# Calibre FOLDER question



## allisondbl (Jan 8, 2011)

Hello all! Used Calibre to translate my epubs to Mobi no problem at all. Am just beginning the collection/organizing trauma and a question: do I move (and organize) the FOLDERS (with cover and metadata) that Calibre produces for each book to my Kindle or do I drag, drop and organize ONLY the .mobi file? 

(FWIW NONE of my books come from Amazon itself.)  

Thanks for all help, YOU GUYS ALL ROCK!!


----------



## Mike D. aka jmiked (Oct 28, 2008)

Only the mobi file itself is used, although it won't hurt to have the entire folder (except for taking up more storage space).


Mike


----------



## allisondbl (Jan 8, 2011)

Brilliant Mike and danke. BTW, Clarke is wonderful: just reread Rama.


----------



## Morf (Nov 18, 2010)

Once you've connected your Kindle, there is a Calibre menu item to transfer the book to the device which makes sure everything is copied correctly.

Alternatively you can set Calibre to email to your Kindle which will send the file wirelessly: there's a discussion here http://www.kboards.com/index.php/topic,47711.msg826955.html#msg826955 (though not specifically talking about Calibre).


----------



## Basilius (Feb 20, 2010)

Morf said:


> Once you've connected your Kindle, there is a Calibre menu item to transfer the book to the device which makes sure everything is copied correctly.
> 
> Alternatively you can set Calibre to email to your Kindle which will send the file wirelessly: there's a discussion here http://www.kboards.com/index.php/topic,47711.msg826955.html#msg826955 (though not specifically talking about Calibre).

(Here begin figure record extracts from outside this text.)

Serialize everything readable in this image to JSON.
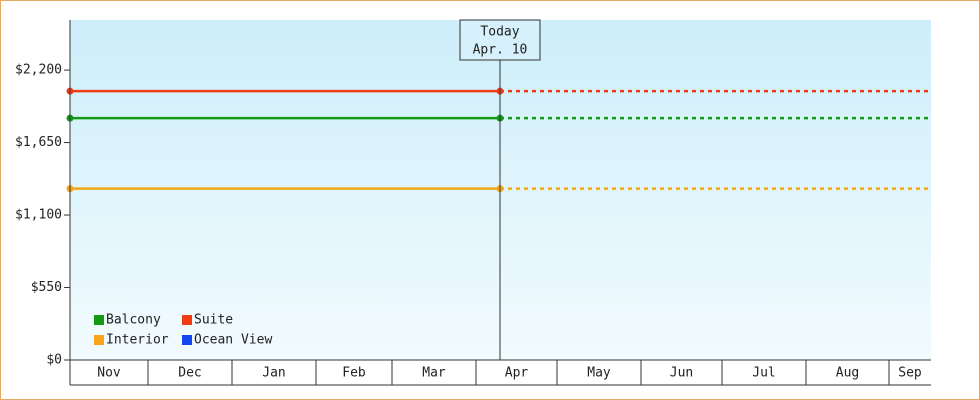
{
  "chart_data": {
    "type": "line",
    "categories": [
      "Nov",
      "Dec",
      "Jan",
      "Feb",
      "Mar",
      "Apr",
      "May",
      "Jun",
      "Jul",
      "Aug",
      "Sep"
    ],
    "ylim": [
      0,
      2580
    ],
    "yticks": [
      {
        "value": 0,
        "label": "$0"
      },
      {
        "value": 550,
        "label": "$550"
      },
      {
        "value": 1100,
        "label": "$1,100"
      },
      {
        "value": 1650,
        "label": "$1,650"
      },
      {
        "value": 2200,
        "label": "$2,200"
      }
    ],
    "annotation": {
      "title": "Today",
      "date": "Apr. 10"
    },
    "series": [
      {
        "name": "Balcony",
        "color": "#139a13",
        "value": 1835
      },
      {
        "name": "Suite",
        "color": "#f03c14",
        "value": 2040
      },
      {
        "name": "Interior",
        "color": "#f5a516",
        "value": 1300
      },
      {
        "name": "Ocean View",
        "color": "#1446f0",
        "value": null
      }
    ]
  }
}
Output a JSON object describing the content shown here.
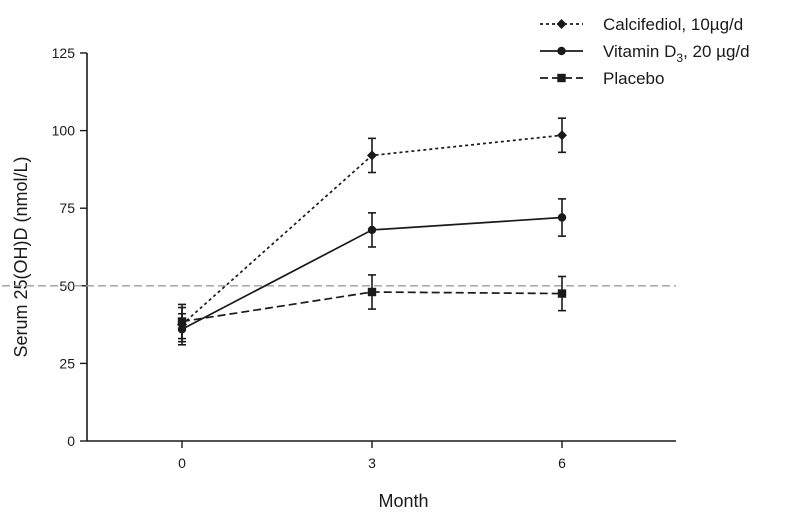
{
  "chart_data": {
    "type": "line",
    "title": "",
    "xlabel": "Month",
    "ylabel": "Serum 25(OH)D (nmol/L)",
    "x": [
      0,
      3,
      6
    ],
    "x_tick_labels": [
      "0",
      "3",
      "6"
    ],
    "xlim": [
      -1.5,
      7.8
    ],
    "ylim": [
      0,
      125
    ],
    "y_ticks": [
      0,
      25,
      50,
      75,
      100,
      125
    ],
    "y_tick_labels": [
      "0",
      "25",
      "50",
      "75",
      "100",
      "125"
    ],
    "reference_line": {
      "y": 50,
      "style": "dashed",
      "color": "#9e9e9e"
    },
    "grid": false,
    "legend_position": "top-right",
    "series": [
      {
        "name": "Calcifediol, 10µg/d",
        "line_style": "dotted",
        "marker": "diamond",
        "y": [
          37.5,
          92,
          98.5
        ],
        "error": [
          5.5,
          5.5,
          5.5
        ]
      },
      {
        "name": "Vitamin D",
        "name_subscript": "3",
        "name_suffix": ", 20 µg/d",
        "line_style": "solid",
        "marker": "circle",
        "y": [
          36,
          68,
          72
        ],
        "error": [
          5,
          5.5,
          6
        ]
      },
      {
        "name": "Placebo",
        "line_style": "dashed",
        "marker": "square",
        "y": [
          38.5,
          48,
          47.5
        ],
        "error": [
          5.5,
          5.5,
          5.5
        ]
      }
    ]
  }
}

What Morf says. Use Calibre to transfer the files. Be VERY careful messing around with the folder structure Calibre creates. It's not meant to be used outside of the interface.


----------



## Atunah (Nov 20, 2008)

I noticed that when I transfer via USB using the send to device, Calibre makes folders on my Kindle 3. It had always done the same on my K1. But when I transfer via email over wifi using the connect and share, there are no folders created and only the file goes on the K.


----------



## Mike D. aka jmiked (Oct 28, 2008)

The Kindle doesn't pay any attention to folder structures inside the Documents folder. I have no idea why the people at Amazon did it this way. It will list books in any folders under the Documents one.


Mike


----------



## HappyGuy (Nov 3, 2008)

allisondbl said:


> Brilliant Mike and danke. BTW, Clarke is wonderful: just reread Rama.


Please PM me about Rama!


----------